The east side neighborhood that includes Slavic Village and Union-Miles has the highest rate of home foreclosures in the United States.

In that neighborhood a national policy group Wednesday launched "Save the American Dream", an effort to head off wholesale foreclosures by a two-year moratorium on re-sets of adjustable rate mortgages.

A record number of ARM's -- 600,000 -- are due for re-set in October.

"People who are currently paying $800 a month will owe up to $1,200 or $1,400 mortgage payments," said George Goehl, executive director of the National Training and Information Center based in Chicago.

"This is going to create homelessness," said Inez Killingsworth of Empowering and Strengthening Ohio's People.

A coalition of national and housing groups called for the mortgage industry to agree to the two year moratorium on rate adjustments voluntarily.

"There are a lot of solutions on the table that are going to ask taxpayers to bail out lenders and figure out how to keep people in their homes. It's in the lenders' self-interest to bail themselves out," Goehl said.
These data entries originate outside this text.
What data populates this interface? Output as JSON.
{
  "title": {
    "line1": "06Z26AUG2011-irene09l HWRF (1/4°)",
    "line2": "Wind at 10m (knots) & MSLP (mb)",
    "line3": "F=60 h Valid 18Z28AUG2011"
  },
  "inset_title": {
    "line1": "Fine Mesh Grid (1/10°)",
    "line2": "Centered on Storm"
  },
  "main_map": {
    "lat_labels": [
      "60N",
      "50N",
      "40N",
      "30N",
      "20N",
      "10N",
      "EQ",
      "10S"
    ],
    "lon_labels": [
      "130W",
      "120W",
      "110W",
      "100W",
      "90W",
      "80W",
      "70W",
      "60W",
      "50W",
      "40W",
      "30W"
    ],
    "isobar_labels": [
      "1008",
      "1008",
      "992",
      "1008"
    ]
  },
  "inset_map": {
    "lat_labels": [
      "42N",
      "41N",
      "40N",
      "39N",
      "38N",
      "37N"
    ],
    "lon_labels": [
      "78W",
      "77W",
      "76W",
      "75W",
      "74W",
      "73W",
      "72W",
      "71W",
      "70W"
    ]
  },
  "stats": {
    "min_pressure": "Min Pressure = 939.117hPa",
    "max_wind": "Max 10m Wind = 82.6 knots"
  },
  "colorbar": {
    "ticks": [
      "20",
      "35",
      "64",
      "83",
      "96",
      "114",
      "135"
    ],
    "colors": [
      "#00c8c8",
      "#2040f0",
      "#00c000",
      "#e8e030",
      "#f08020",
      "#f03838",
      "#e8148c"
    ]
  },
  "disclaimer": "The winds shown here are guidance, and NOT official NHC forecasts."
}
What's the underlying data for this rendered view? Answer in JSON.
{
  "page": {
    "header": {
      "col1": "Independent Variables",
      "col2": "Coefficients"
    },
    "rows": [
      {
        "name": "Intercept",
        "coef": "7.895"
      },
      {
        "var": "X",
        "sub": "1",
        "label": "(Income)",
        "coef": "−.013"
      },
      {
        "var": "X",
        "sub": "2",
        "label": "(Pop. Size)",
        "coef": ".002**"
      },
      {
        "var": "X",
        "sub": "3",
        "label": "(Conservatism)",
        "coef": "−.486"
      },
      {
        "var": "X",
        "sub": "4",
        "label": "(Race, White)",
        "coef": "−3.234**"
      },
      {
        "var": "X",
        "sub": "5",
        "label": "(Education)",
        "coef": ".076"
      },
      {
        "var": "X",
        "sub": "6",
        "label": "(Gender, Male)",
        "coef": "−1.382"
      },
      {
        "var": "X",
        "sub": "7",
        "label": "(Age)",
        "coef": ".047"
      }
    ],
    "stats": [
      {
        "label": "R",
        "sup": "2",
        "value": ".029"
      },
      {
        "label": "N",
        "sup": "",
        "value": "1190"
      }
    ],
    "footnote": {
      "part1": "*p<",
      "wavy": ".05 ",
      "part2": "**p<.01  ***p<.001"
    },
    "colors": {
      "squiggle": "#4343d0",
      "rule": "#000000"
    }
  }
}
Housing representatives from Cincinnati, Pittsburgh, Cleveland, Des Moines and Wichita were in Cleveland for launch of the campaign. They toured the neighborhoods hardest-hit by recent foreclosures.

Indication of the worldwide significance of the local problem -- news crews from China, Japan, France and Australia have visited Cleveland in recent days to report on foreclosures here.

Their concern was on the worldwide impact on their financial markets.